Public transportation: A decade of ebb and flow



PHOTO: FILE
PHOTO: FILE
KARACHI: 
Over the past decade, the population of Karachi has grown exponentially, which naturally created the need to upgrade its transportation system. To that end, the city’s transport sector saw both positive and negative developments. On a government level, a big-bus service was added to the transport infrastructure, while on the other hand, citizens had to face a lot of problems because public transport was reduced to a fleet of 4,000 buses.
According to an estimate, Karachi needs at least 15,000 buses to cater to a population of more than 20 million. Over 290 public transport routes have been closed leaving only 79 operational routes for traffic. Due to the negligence of the provincial government, the fares of public transport have risen manifold due to which people belonging to the working and underprivileged class, together with women and students, have to face immense difficulties.
Innovations and developments
Even though the traditional public transport system of Karachi generally worsened over the past 10 years, it is worth mentioning that some positive developments also took place in the city in the form of local and foreign investments in the transport sector. The introduction of internet-assisted transport services, for instance, offered a lot of convenience to the citizens of Karachi as they could now book bikes, rickshaws, cars and small buses online.

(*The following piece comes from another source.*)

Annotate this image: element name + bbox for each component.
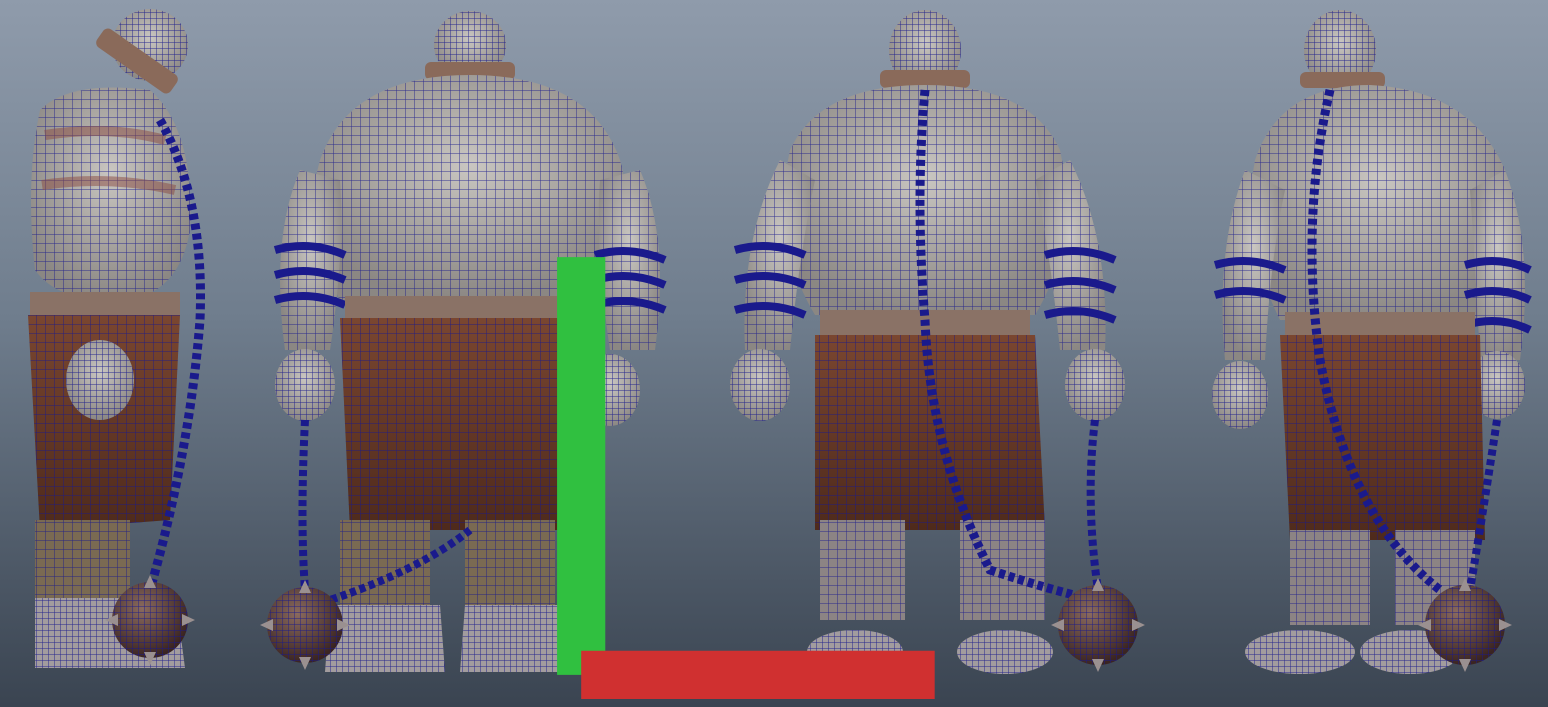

The second-biggest development in the transport sector was the launch of a mass-transit system in Karachi – a project that had been on the cards for the past forty years. In 2010, the bus rapid transport (BRT) system finally started materialising and its construction on two corridors began.
Undue delays
Over the years, three public transport schemes were formulated at the state level. With the financial support of Rs2.5 billion from the federal government, there had been plans to introduce 4,000 CNG buses in Karachi under the Shaheed Benazir Bhutto Scheme. The plan to launch another 1,000 new air-conditioned buses in collaboration with a private company was also in the pipeline.
However, both of the projects were red-taped due to the negligence of the Sindh government. However, another project for 1,000 buses signed with the Daewoo Company is underway. Although the buses under the project were supposed to arrive in Karachi by May 2019, a rise in the price of the dollar, together with other administrative reasons, caused undue delays.
Outdated buses and closed routes
Per a survey conducted by The Express Tribune, the public buses which are currently in use are very old, with many of them older than 40 years. The minibuses and coaches have surpassed their functional life and are running without fitness certificates. According to transporters, as many as 10,000 public buses were operational until the early 2000s. However, the illegal nine-seat and 12-seat Qingqi rickshaws were allowed on the roads due to which the public transport system started facing a drastic decline. To top it all off, gas-load shedding, a surge in CNG prices and hikes in diesel rates also hampered the public transport system to a great extent.
The Sindh transport department, Regional Transport Authority and other organisations do not have accurate data on the number of operational public transport vehicles in the city. However, it is estimated that there are currently only 4,000 public transport carriers operating in Karachi, with only 400 big buses and 3,500 minibuses and coaches. There are a total of 60 routes for big buses out of which 47 are closed and only 13 are operational. The total number of bus routes is 236 of which 191 routes are closed. Mini-buses are operating on 25 routes, while coaches have a total of 75 routes including 21 operational and 54 non-operational ones.
Rising transportation fares
In 2018, public transport owners increased transportation fares without the approval of the government. The buses have started charging Rs15 to Rs30 from passengers, while fares for minibuses cost up to Rs20 to Rs40. Similarly, coach owners charge Rs20 to Rs50 per passenger for a one-way trip. Transporters maintain that due to an increase in fuel prices and illegal transportation of rickshaws, the number of passengers using public transport has considerably reduced, causing serious monetary losses.
This is the first time in the history of Karachi that fares have been increased without a notification from the Sindh government. Despite protest from the public, the provincial government acted as a silent spectator to the violation.
The Sindh government has no concrete plans for improving the transportation system in Karachi even though there is huge potential for investment in the sector. To make for the gap, private online transport companies like Bykea, Uber, Careem, SWVL and Airlift have attracted investments in the sector. The Sindh government has not facilitated these companies in any form, while the provincial transport department has maintained that there is no law to regularise these companies. However, the provincial government has recently drafted a law has to regularise such companies which would be sent to the assembly for approval.
A ray of hope
The construction of the much-awaited mass transit system in Karachi, together with the revitalisation of the Karachi Circular Railway has been underway for decades. On the request of the Chief Minister Sindh Syed Murad Ali Shah, former Prime Minister Nawaz Sharif ordered to connect the Karachi Circular Railway with the China Pakistan Economic Corridor in 2017 and issued directives to hand over the project to the Sindh government. However, no progress has been made in this regard.
Nonetheless, both the Sindh and the federal government deserve a pat on the back for rapidly starting the construction of the BRT system and its two corridors but work on both of the projects is slow-paced owing to various reasons but their expected completion date is December 2020 after which the bus service will start. 
Published in The Express Tribune, By Syed Ashraf Ali December 31st, 2019.